To find the acceleration of the suspended masses, we need first to determine the net torque acting on the system. This can be obtained by considering the torques due to the gravitational forces acting on the masses and the frictional torque.

Let tension on string T1 be acting on m1 and tension T2 acting on m2, and let the angular acceleration of the pulley be α.

For mass m1:
m1 * g - T1 = m1 * a (1)

For mass m2:
T2 - m2 * g = m2 * a (2)

Next, we apply Newton's second law in rotational form, to the pulley.

The torque caused by T1 and T2 is given by:
τ_net = T2 * r - T1 * r = I * α (3)

Here, τ_net is the net torque acting due to tensions T1 and T2 and r is the radius of the pulley, whereas I is the moment of inertia of the pulley.

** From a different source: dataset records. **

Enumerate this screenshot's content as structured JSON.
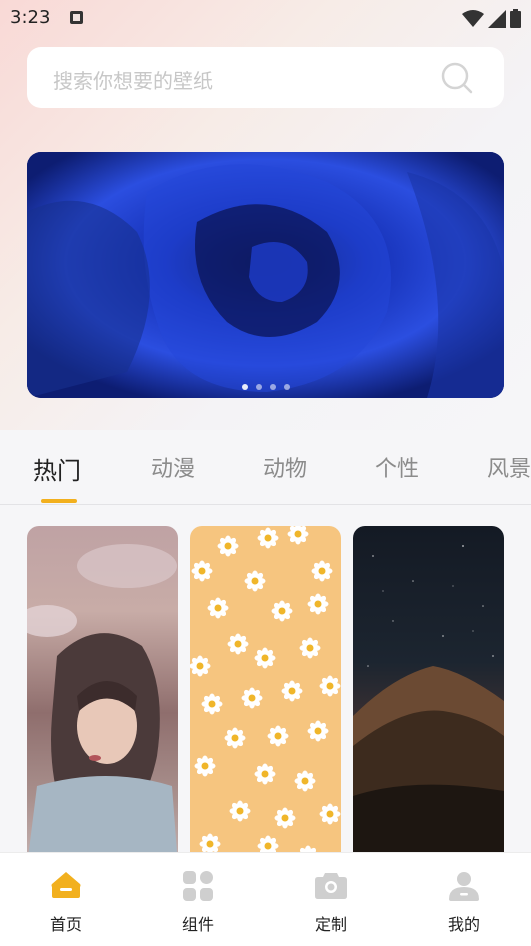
{
  "status_bar": {
    "time": "3:23",
    "icons": [
      "notification-icon",
      "wifi-icon",
      "signal-icon",
      "battery-icon"
    ]
  },
  "search": {
    "placeholder": "搜索你想要的壁纸",
    "icon": "search-icon"
  },
  "banner": {
    "image": "blue-rose-photo",
    "dot_count": 4,
    "active_dot": 0
  },
  "tabs": [
    {
      "label": "热门",
      "active": true
    },
    {
      "label": "动漫",
      "active": false
    },
    {
      "label": "动物",
      "active": false
    },
    {
      "label": "个性",
      "active": false
    },
    {
      "label": "风景",
      "active": false
    }
  ],
  "wallpapers": [
    {
      "image": "girl-portrait-photo"
    },
    {
      "image": "daisy-pattern-photo"
    },
    {
      "image": "mountain-night-sky-photo"
    }
  ],
  "bottom_nav": [
    {
      "label": "首页",
      "icon": "home-icon",
      "active": true
    },
    {
      "label": "组件",
      "icon": "widgets-icon",
      "active": false
    },
    {
      "label": "定制",
      "icon": "camera-icon",
      "active": false
    },
    {
      "label": "我的",
      "icon": "user-icon",
      "active": false
    }
  ],
  "colors": {
    "accent": "#f2b01e",
    "inactive_icon": "#cfcfcf",
    "tab_inactive": "#8b8b8b",
    "text": "#222222"
  }
}
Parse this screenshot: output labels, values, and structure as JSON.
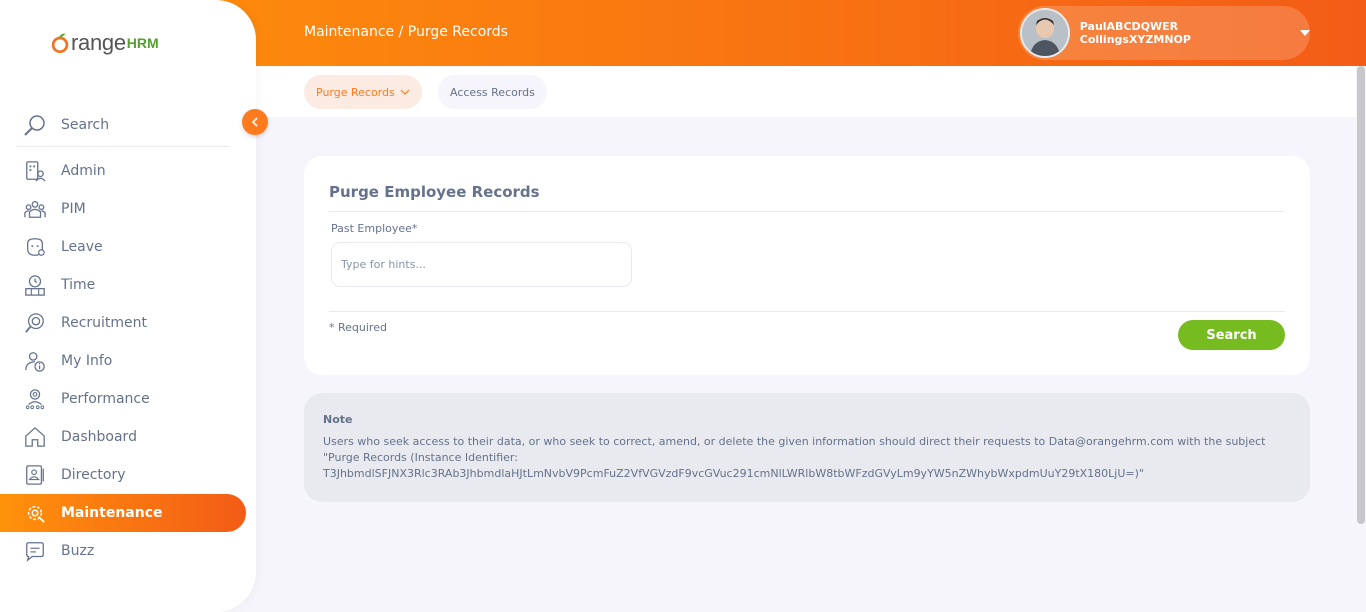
{
  "brand": {
    "name_main": "range",
    "name_suffix": "HRM"
  },
  "sidebar": {
    "search_label": "Search",
    "items": [
      {
        "label": "Admin",
        "icon": "admin-icon"
      },
      {
        "label": "PIM",
        "icon": "pim-icon"
      },
      {
        "label": "Leave",
        "icon": "leave-icon"
      },
      {
        "label": "Time",
        "icon": "time-icon"
      },
      {
        "label": "Recruitment",
        "icon": "recruitment-icon"
      },
      {
        "label": "My Info",
        "icon": "my-info-icon"
      },
      {
        "label": "Performance",
        "icon": "performance-icon"
      },
      {
        "label": "Dashboard",
        "icon": "dashboard-icon"
      },
      {
        "label": "Directory",
        "icon": "directory-icon"
      },
      {
        "label": "Maintenance",
        "icon": "maintenance-icon",
        "active": true
      },
      {
        "label": "Buzz",
        "icon": "buzz-icon"
      }
    ]
  },
  "header": {
    "breadcrumb": "Maintenance / Purge Records",
    "user_name": "PaulABCDQWER CollingsXYZMNOP"
  },
  "tabs": {
    "purge": "Purge Records",
    "access": "Access Records"
  },
  "form": {
    "title": "Purge Employee Records",
    "field_label": "Past Employee*",
    "field_placeholder": "Type for hints...",
    "required_note": "* Required",
    "search_button": "Search"
  },
  "note": {
    "title": "Note",
    "text": "Users who seek access to their data, or who seek to correct, amend, or delete the given information should direct their requests to Data@orangehrm.com with the subject \"Purge Records (Instance Identifier: T3JhbmdlSFJNX3Rlc3RAb3JhbmdlaHJtLmNvbV9PcmFuZ2VfVGVzdF9vcGVuc291cmNlLWRlbW8tbWFzdGVyLm9yYW5nZWhybWxpdmUuY29tX180LjU=)\""
  },
  "colors": {
    "accent": "#ff7b1d",
    "success": "#76bc21",
    "text": "#64728c"
  }
}
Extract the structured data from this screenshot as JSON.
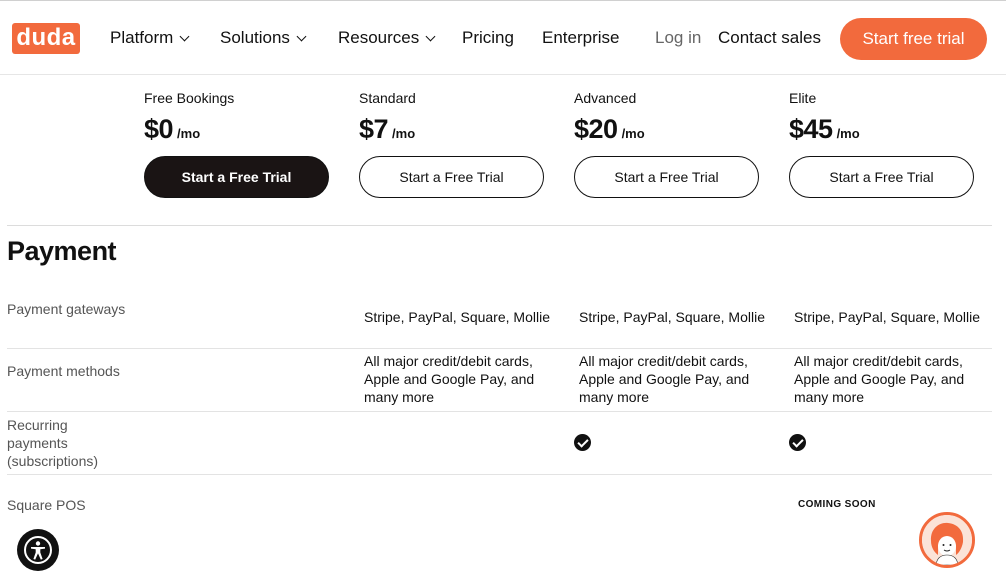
{
  "nav": {
    "logo": "duda",
    "items": [
      {
        "label": "Platform",
        "dropdown": true
      },
      {
        "label": "Solutions",
        "dropdown": true
      },
      {
        "label": "Resources",
        "dropdown": true
      },
      {
        "label": "Pricing",
        "dropdown": false
      },
      {
        "label": "Enterprise",
        "dropdown": false
      }
    ],
    "login": "Log in",
    "contact": "Contact sales",
    "cta": "Start free trial"
  },
  "plans": [
    {
      "name": "Free Bookings",
      "price": "$0",
      "per": "/mo",
      "button": "Start a Free Trial"
    },
    {
      "name": "Standard",
      "price": "$7",
      "per": "/mo",
      "button": "Start a Free Trial"
    },
    {
      "name": "Advanced",
      "price": "$20",
      "per": "/mo",
      "button": "Start a Free Trial"
    },
    {
      "name": "Elite",
      "price": "$45",
      "per": "/mo",
      "button": "Start a Free Trial"
    }
  ],
  "section": {
    "title": "Payment",
    "rows": [
      {
        "label": "Payment gateways",
        "cells": [
          "",
          "Stripe, PayPal, Square, Mollie",
          "Stripe, PayPal, Square, Mollie",
          "Stripe, PayPal, Square, Mollie"
        ]
      },
      {
        "label": "Payment methods",
        "cells": [
          "",
          "All major credit/debit cards, Apple and Google Pay, and many more",
          "All major credit/debit cards, Apple and Google Pay, and many more",
          "All major credit/debit cards, Apple and Google Pay, and many more"
        ]
      },
      {
        "label": "Recurring payments (subscriptions)",
        "checks": [
          false,
          false,
          true,
          true
        ]
      },
      {
        "label": "Square POS",
        "badge": "COMING SOON"
      }
    ]
  },
  "colors": {
    "brand": "#f26a3d",
    "dark": "#1a1414"
  },
  "icons": {
    "accessibility": "accessibility-icon",
    "chat": "chat-avatar-icon",
    "check": "check-circle-icon"
  }
}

But the α is also equal to a / r (i.e., acceleration divided by the radius of the pulley).

Substitution α with a/r and the fact that the moment of inertia of a solid cylindrical pulley is given by I = (1/2) * M_pulley * r^2, we get:
τ_net = T2 * r - T1 * r = (1/2) * M_pulley * r * a (4)

Using equations (1) and (2), we can express T1 and T2 in terms of m1 * a and m2 * a, thus:

m1 * g - m1 * a = T1
T2 = m2 * a + m2 * g

Now substitute these expressions for T1 and T2 into equation 4 and obtain an equation in terms of a only:

τ_net = (m2 * a + m2 * g - m1 * g + m1 * a) * r = (1/2) * M_pulley * r * a

Substitute the given values to calculate the acceleration (remember to also include the frictional torque in your calculation):

0.35 N = ((0.7 kg * a + 0.7 kg * 9.8 m/s² - 0.3 kg * 9.8 m/s² + 0.3 kg * a) * 0.145 m) = (1/2) * 0.2 kg * 0.15 m * a

0.35 N = (0.7 * a + 6.86 - 2.94 + 0.3 * a) * 0.15
0.35 N = (1 * a + 3.92) * 0.15
0.35 N = 0.15 * a + 0.588
a = (0.35 - 0.588) / 0.15

a = -1.59 m/s²

Since we are asked for the magnitude of the acceleration, we take the absolute value:

a = 1.59 m/s²